Iran e Pakistan hanno trovato un accordo di de-escalation dopo i reciproci attacchi aerei della scorsa settimana. La notizia può suonare ostica per molti i quali non conoscono bene determinate dinamiche in medio-oriente e, in effetti, in una fase internazionale più regolare non sarebbe stato un elemento dirimente. Ma è proprio alla luce dei recenti sviluppi su quel versante che gli avvenimenti tra i due Paesi assumono un significato particolare. Andiamo con ordine.

Cosa è successo
Martedì l’Iran ha lanciato missili su territorio pakistano, precisamente nella provincia del Belucistan, l’area dove confinano Iran, Pakistan e Afghanistan, causando morti e feriti. Due giorni dopo il Pakistan ha risposto, attaccando nella provincia iraniana del Sistan e Baluchestan (secondo la dizione americana), con altre conseguenze cruente. Le due aree che abbiamo nominato costituiscono il confine più prossimo tra i Paesi, esteso per 900 chilometri, e la sua ripartizione da un punto di vista politico-amministrativo è ancora in parte instabile. Perché? Siccome su entrambi i lati si trovano milizie separatiste che reclamano l’indipendenza da Teheran e da Islamabad. La popolazione del Belucistan lamenta le ingerenze di tutte e due le nazioni in questione.
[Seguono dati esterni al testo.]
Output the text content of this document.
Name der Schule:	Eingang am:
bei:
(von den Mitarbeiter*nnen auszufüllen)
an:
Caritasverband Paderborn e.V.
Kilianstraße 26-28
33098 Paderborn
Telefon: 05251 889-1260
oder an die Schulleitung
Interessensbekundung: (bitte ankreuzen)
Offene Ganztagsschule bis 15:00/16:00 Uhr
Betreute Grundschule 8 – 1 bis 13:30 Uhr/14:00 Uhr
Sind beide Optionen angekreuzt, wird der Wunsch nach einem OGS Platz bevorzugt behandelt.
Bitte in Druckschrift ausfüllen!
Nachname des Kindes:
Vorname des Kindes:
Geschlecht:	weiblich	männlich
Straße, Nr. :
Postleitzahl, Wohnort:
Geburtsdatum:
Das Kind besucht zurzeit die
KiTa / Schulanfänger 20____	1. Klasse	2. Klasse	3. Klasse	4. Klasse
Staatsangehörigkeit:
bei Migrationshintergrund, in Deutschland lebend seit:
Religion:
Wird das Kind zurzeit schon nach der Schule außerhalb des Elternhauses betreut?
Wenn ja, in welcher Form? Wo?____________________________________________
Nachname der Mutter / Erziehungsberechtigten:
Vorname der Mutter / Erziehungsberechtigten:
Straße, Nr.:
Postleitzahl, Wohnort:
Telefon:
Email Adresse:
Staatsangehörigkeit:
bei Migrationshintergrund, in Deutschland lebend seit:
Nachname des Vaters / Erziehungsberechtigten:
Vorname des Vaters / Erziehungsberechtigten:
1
La peculiarità degli eventi
Il fatto sorprendente, e senza precedenti, è che pur condividendo entrambi l’ostilità ai separatisti, che spesso si spostano lungo la linea di confine su entrambi i lati, né l’Iran né il Pakistan avevano condotto operazioni militari sul territorio dell’altro. Teheran ha dichiarato di averlo fatto per colpire il gruppi di Jaish al-Adl, un’organizzazione sunnita. Forse questo non è un dettaglio da poco, non solo in quanto l’Iran è notoriamente sciita, ma perché il Pakistan è uno Stato a maggioranza sunnita.

La proiezione iraniana
Il governo di Islamabad, parlando della sua risposta bellica, ha a sua volta detto di aver mirato unicamente a bersagli pakistani. Ma come si intuisce gli eventi sono tutt’altro che consueti e molti osservatori occidentali hanno interpretato gli scontri nell’ottica della volontà dell’Iran di sfruttare l’accresciuta instabilità mediorientale, per allargare la sua influenza e assestare colpi importanti ai nemici.
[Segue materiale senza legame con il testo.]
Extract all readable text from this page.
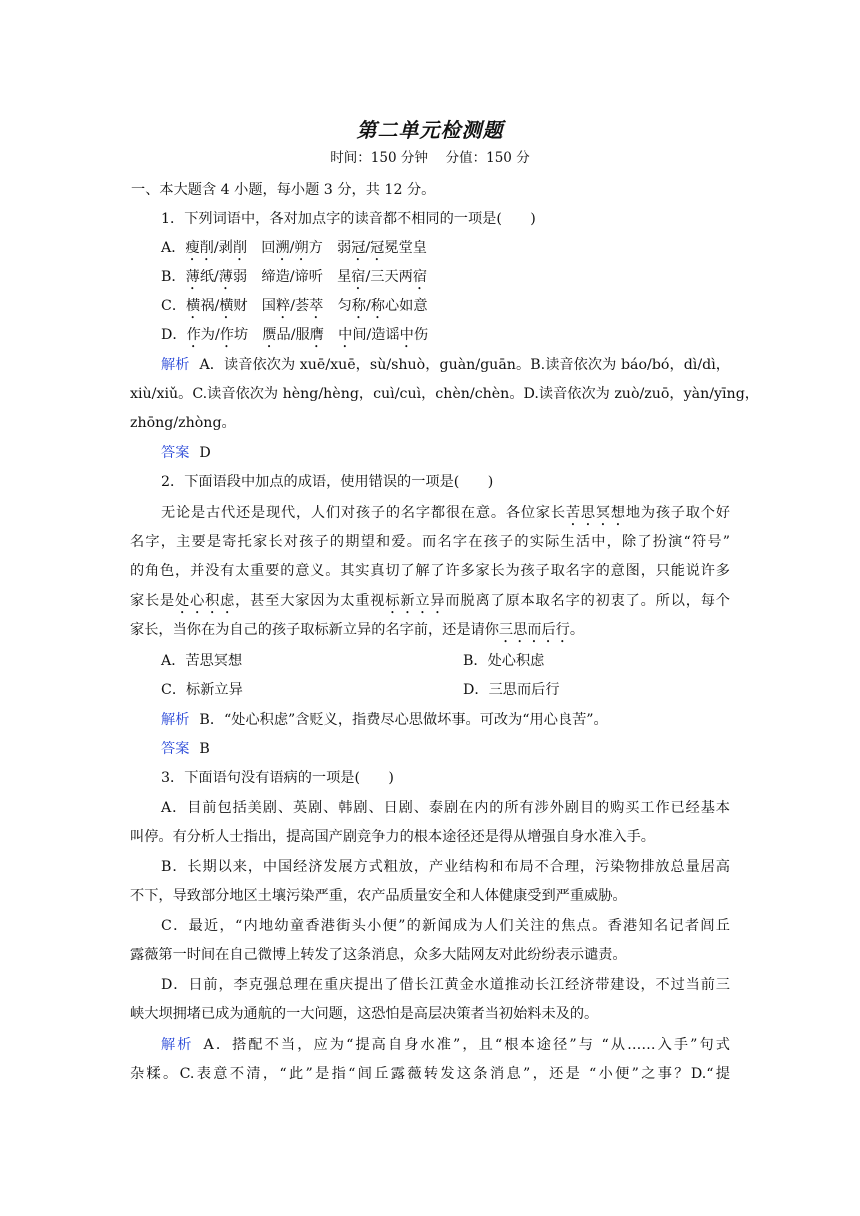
第二单元检测题
时间：150 分钟　 分值：150 分
一、本大题含 4 小题，每小题 3 分，共 12 分。
1．下列词语中，各对加点字的读音都不相同的一项是(　　)
A．瘦削/剥削　回溯/朔方　弱冠/冠冕堂皇
B．薄纸/薄弱　缔造/谛听　星宿/三天两宿
C．横祸/横财　国粹/荟萃　匀称/称心如意
D．作为/作坊　赝品/服膺　 中间/造谣中伤
解析 A．读音依次为 xuē/xuē，sù/shuò，guàn/guān。B.读音依次为 báo/bó，dì/dì，
xiù/xiǔ。C.读音依次为 hèng/hèng，cuì/cuì，chèn/chèn。D.读音依次为 zuò/zuō，yàn/yīng，
zhōng/zhòng。
答案 D
2．下面语段中加点的成语，使用错误的一项是(　　)
无论是古代还是现代，人们对孩子的名字都很在意。各位家长苦思冥想地为孩子取个好
名字，主要是寄托家长对孩子的期望和爱。而名字在孩子的实际生活中，除了扮演“符号”
的角色，并没有太重要的意义。其实真切了解了许多家长为孩子取名字的意图，只能说许多
家长是处心积虑，甚至大家因为太重视标新立异而脱离了原本取名字的初衷了。所以，每个
家长，当你在为自己的孩子取标新立异的名字前，还是请你三思而后行。
A．苦思冥想	B．处心积虑
C．标新立异	D．三思而后行
解析 B．“处心积虑”含贬义，指费尽心思做坏事。可改为“用心良苦”。
答案 B
3．下面语句没有语病的一项是(　　)
A．目前包括美剧、英剧、韩剧、日剧、泰剧在内的所有涉外剧目的购买工作已经基本
叫停。有分析人士指出，提高国产剧竞争力的根本途径还是得从增强自身水准入手。
B．长期以来，中国经济发展方式粗放，产业结构和布局不合理，污染物排放总量居高
不下，导致部分地区土壤污染严重，农产品质量安全和人体健康受到严重威胁。
C．最近，“内地幼童香港街头小便”的新闻成为人们关注的焦点。香港知名记者闾丘
露薇第一时间在自己微博上转发了这条消息，众多大陆网友对此纷纷表示谴责。
D．日前，李克强总理在重庆提出了借长江黄金水道推动长江经济带建设，不过当前三
峡大坝拥堵已成为通航的一大问题，这恐怕是高层决策者当初始料未及的。
解析 A．搭配不当，应为“提高自身水准”，且“根本途径”与 “从……入手”句式
杂糅。C.表意不清，“此”是指“闾丘露薇转发这条消息”，还是 “小便”之事？D.“提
Ricordiamo infatti che Teheran sta fornendo supporto a Hezbollah, l’organizzazione militare e politica libanese intervenuta nella guerra tra Israele e Palestina. Allo stesso tempo i ribelli Outhi dello Yemen, che attualmente bloccano le navi mercantili sul Mar Rosso in chiave anti-israeliana e anti-occidentale, hanno dietro l’Iran. Va detto, inoltre, che il giorno prima degli attacchi in Pakistan, Teheran ha lanciato missili balistici contro Iraq e Siria, sostenendo di prendere di mira una base di spionaggio delle forze israeliane e di gruppi terroristici anti-iraniani.
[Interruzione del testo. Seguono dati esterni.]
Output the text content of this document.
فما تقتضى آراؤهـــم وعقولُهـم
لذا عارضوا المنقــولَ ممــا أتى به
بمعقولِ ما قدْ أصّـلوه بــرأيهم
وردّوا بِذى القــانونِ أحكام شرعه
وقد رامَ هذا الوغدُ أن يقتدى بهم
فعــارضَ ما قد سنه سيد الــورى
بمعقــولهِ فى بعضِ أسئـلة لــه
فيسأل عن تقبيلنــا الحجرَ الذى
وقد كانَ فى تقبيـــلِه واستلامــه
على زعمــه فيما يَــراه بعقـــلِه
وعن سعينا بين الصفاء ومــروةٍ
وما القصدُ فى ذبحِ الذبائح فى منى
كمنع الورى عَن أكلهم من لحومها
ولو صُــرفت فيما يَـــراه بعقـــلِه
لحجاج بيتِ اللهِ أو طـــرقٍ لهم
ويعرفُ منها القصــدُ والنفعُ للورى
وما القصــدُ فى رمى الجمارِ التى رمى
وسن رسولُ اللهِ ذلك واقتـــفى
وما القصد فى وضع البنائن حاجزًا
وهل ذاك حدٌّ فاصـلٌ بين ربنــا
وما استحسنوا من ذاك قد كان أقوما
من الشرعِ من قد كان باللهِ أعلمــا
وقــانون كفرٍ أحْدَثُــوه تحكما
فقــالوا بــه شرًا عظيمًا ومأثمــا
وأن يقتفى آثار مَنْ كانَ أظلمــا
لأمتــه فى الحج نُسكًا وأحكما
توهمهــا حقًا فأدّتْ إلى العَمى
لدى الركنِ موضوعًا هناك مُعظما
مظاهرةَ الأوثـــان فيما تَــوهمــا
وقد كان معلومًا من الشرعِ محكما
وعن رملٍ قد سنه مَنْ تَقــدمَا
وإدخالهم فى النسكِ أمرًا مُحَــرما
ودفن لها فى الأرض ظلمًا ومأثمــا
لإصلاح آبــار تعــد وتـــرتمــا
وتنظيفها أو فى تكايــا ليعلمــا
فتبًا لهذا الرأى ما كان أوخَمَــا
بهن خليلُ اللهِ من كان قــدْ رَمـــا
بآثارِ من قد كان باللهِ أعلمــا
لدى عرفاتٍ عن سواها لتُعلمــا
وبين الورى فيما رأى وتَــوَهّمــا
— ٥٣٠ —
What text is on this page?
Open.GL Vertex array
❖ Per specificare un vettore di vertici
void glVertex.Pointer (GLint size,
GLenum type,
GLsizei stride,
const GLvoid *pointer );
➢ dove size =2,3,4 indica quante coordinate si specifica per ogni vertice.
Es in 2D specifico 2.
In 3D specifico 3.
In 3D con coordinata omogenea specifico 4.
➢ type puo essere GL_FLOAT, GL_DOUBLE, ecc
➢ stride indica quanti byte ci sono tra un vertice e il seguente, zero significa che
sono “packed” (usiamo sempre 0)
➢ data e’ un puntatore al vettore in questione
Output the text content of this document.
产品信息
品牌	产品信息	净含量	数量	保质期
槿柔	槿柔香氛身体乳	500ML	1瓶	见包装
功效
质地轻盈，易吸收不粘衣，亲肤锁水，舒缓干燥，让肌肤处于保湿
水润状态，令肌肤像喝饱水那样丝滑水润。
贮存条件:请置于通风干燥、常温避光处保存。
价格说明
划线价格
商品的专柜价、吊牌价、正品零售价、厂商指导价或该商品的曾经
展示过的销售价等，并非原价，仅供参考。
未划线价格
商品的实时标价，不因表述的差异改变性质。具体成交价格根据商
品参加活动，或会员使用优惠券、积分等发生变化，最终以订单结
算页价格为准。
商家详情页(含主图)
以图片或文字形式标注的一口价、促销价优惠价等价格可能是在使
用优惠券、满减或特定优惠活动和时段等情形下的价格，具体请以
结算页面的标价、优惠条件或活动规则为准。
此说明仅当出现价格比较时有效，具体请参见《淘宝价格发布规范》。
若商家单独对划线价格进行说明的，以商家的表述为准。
Il regime degli Ayatollah «sta cercando l’egemonia regionale. E quando gli Stati Uniti e Israele sono lì, e Israele conduce questa campagna contro Hamas, allora l’Iran sente il bisogno di reagire e affermarsi», ha detto alla Cnn Wesley Clark, Generale in congedo dell’esercito americano.

Le prospettive future
Non è chiaro se l’Iran e il Pakistan intendano combattere apertamente e intensamente i separatisti. Le parti hanno spiegato di non volere che la situazione degeneri. Una volta ristabilita la calma entrambi si sono definiti Paesi amici, eppure esiste da tempo l’idea che sia Iran che Pakistan si comportino in modo ambiguo nei confronti dei due gruppi armati, lasciandoli operare nei rispettivi territori. Siccome si sospetta che i terroristi pakistani del Belucistan si trovino in larga parte in Iran e che quelli sunniti di Jaish al-Adl siano stanziati in Pakistan. Anche per questo i due governi hanno detto di aver colpito specificamente i combattenti osteggiati. L’analisi tuttavia può anche essere di tono meno allarmistico, valutando quanto accaduto non tanto come il segno del possibile allargamento della crisi mediorientale, ma come azioni volte a gestire problemi politici interni, soprattutto da parte di Teheran che deve mostrare di saper tenere le redini in questa congiuntura e contestualmente alle proteste che hanno imperversato nella nazione, facendo vedere ai nemici occidentali che si sta muovendo ma senza provocare reazioni massicce da parte degli Usa.